Historia pieniądza
Upadłe miasta
Kryzys roku 2008 oznaczał gigantyczne załamanie amerykańskiego rynku nieruchomości. W Stanach Zjednoczonych drastycznie spadły ceny mieszkań i domów – mimo to wystawione na sprzedaż nieruchomości miesiącami i latami nie znajdowały nabywców. Doprowadziło to do degradacji całych dzielnic i osiedli, albo wybudowanych tuż przed kryzysem, albo też mających charakter inwestycyjny. Właśnie dlatego przez lata po upadku Lehman Brothers można było czytać o apartamentach na Florydzie wystawionych na sprzedaż za cenę kawalerki w Białymstoku czy willach w pięknych rejonach turystycznych do kupienia za cenę małego domku pod Warszawą. Rzecz w tym, że w pierwszej kolejności na sprzedaż szły nieruchomości niesłużące do stałego zamieszkania – i to właśnie one najdłużej pozostawały na rynku.

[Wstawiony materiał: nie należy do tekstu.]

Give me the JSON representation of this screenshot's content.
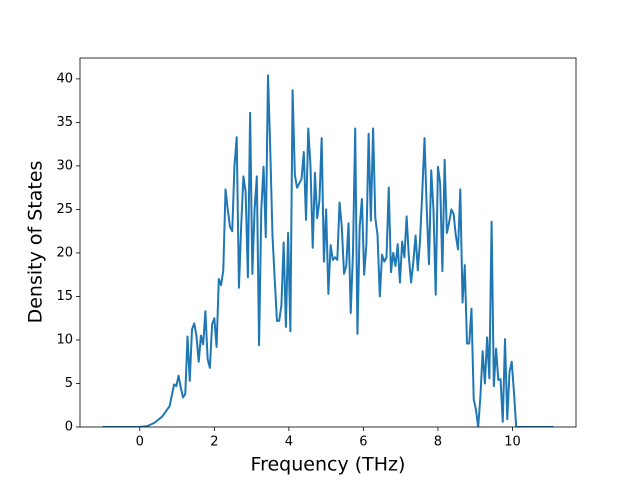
{
  "chart_data": {
    "type": "line",
    "xlabel": "Frequency (THz)",
    "ylabel": "Density of States",
    "x": [
      -1,
      0,
      0.2,
      0.4,
      0.6,
      0.8,
      0.92,
      0.98,
      1.04,
      1.1,
      1.16,
      1.22,
      1.28,
      1.34,
      1.4,
      1.46,
      1.52,
      1.58,
      1.64,
      1.7,
      1.76,
      1.82,
      1.88,
      1.94,
      2.0,
      2.06,
      2.12,
      2.18,
      2.24,
      2.3,
      2.36,
      2.42,
      2.48,
      2.54,
      2.6,
      2.66,
      2.72,
      2.78,
      2.84,
      2.9,
      2.96,
      3.02,
      3.08,
      3.14,
      3.2,
      3.26,
      3.32,
      3.38,
      3.44,
      3.5,
      3.56,
      3.62,
      3.68,
      3.74,
      3.8,
      3.86,
      3.92,
      3.98,
      4.04,
      4.1,
      4.16,
      4.22,
      4.28,
      4.34,
      4.4,
      4.46,
      4.52,
      4.58,
      4.64,
      4.7,
      4.76,
      4.82,
      4.88,
      4.94,
      5.0,
      5.06,
      5.12,
      5.18,
      5.24,
      5.3,
      5.36,
      5.42,
      5.48,
      5.54,
      5.6,
      5.66,
      5.72,
      5.78,
      5.84,
      5.9,
      5.96,
      6.02,
      6.08,
      6.14,
      6.2,
      6.26,
      6.32,
      6.38,
      6.44,
      6.5,
      6.56,
      6.62,
      6.68,
      6.74,
      6.8,
      6.86,
      6.92,
      6.98,
      7.04,
      7.1,
      7.16,
      7.22,
      7.28,
      7.34,
      7.4,
      7.46,
      7.52,
      7.58,
      7.64,
      7.7,
      7.76,
      7.82,
      7.88,
      7.94,
      8.0,
      8.06,
      8.12,
      8.18,
      8.24,
      8.3,
      8.36,
      8.42,
      8.48,
      8.54,
      8.6,
      8.66,
      8.72,
      8.78,
      8.84,
      8.9,
      8.96,
      9.02,
      9.08,
      9.14,
      9.2,
      9.26,
      9.32,
      9.38,
      9.44,
      9.5,
      9.56,
      9.62,
      9.68,
      9.74,
      9.8,
      9.86,
      9.92,
      9.98,
      10.04,
      10.1,
      10.5,
      11.1
    ],
    "series": [
      {
        "color": "#1f77b4",
        "values": [
          0,
          0,
          0.1,
          0.5,
          1.2,
          2.4,
          4.9,
          4.7,
          5.9,
          4.5,
          3.4,
          3.8,
          10.4,
          5.3,
          11.2,
          11.9,
          10.5,
          7.5,
          10.5,
          9.5,
          13.3,
          7.8,
          6.8,
          11.8,
          12.5,
          9.2,
          17,
          16.3,
          18,
          27.3,
          25,
          23,
          22.5,
          30,
          33.3,
          16,
          23,
          28.8,
          27,
          17.2,
          36.1,
          17.6,
          25,
          28.8,
          9.4,
          25,
          29.9,
          21.8,
          40.4,
          32,
          22,
          17,
          12.2,
          12.2,
          14,
          21.2,
          11.5,
          22.3,
          11,
          38.7,
          29,
          27.5,
          28,
          28.5,
          31.6,
          23.8,
          34.3,
          30,
          20.6,
          29.2,
          24,
          26,
          33.2,
          19,
          25,
          15.3,
          20.9,
          19.2,
          19.5,
          19.2,
          25.8,
          23,
          17.6,
          18.5,
          23.4,
          13.1,
          20,
          34.3,
          10.7,
          23,
          26.2,
          17.5,
          21,
          33.7,
          23.7,
          34.3,
          24,
          22,
          15,
          19.8,
          19,
          19.5,
          27.5,
          17.8,
          20,
          18.5,
          21,
          16.6,
          21.3,
          19.5,
          24.2,
          19.5,
          16.6,
          19,
          22,
          18,
          21.5,
          27,
          33.2,
          25,
          18.7,
          29.5,
          25,
          15.2,
          29.9,
          28,
          17.9,
          30.7,
          22.3,
          23.5,
          25,
          24.5,
          22,
          20.4,
          27.3,
          14.3,
          18.6,
          9.6,
          9.6,
          13.6,
          3.2,
          2,
          0,
          3.5,
          8.7,
          5,
          10.3,
          5.6,
          23.6,
          4.7,
          9,
          5.4,
          5.5,
          0.6,
          10.1,
          0.9,
          6.3,
          7.5,
          4,
          0,
          0,
          0
        ]
      }
    ],
    "xlim": [
      -1.605,
      11.705
    ],
    "xticks": [
      0,
      2,
      4,
      6,
      8,
      10
    ],
    "ylim": [
      0,
      42.4
    ],
    "yticks": [
      0,
      5,
      10,
      15,
      20,
      25,
      30,
      35,
      40
    ]
  }
}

Z kolei załamanie całych gałęzi amerykańskiego przemysłu stało się przyczyną upadku całych aglomeracji. I tak dawne centrum amerykańskiego przemysłu motoryzacyjnego – Detroit – po masowych zwolnieniach w samochodowych fabrykach stało się symbolem miasta upadłego, którego mieszkańcy doświadczają socjalnej degradacji.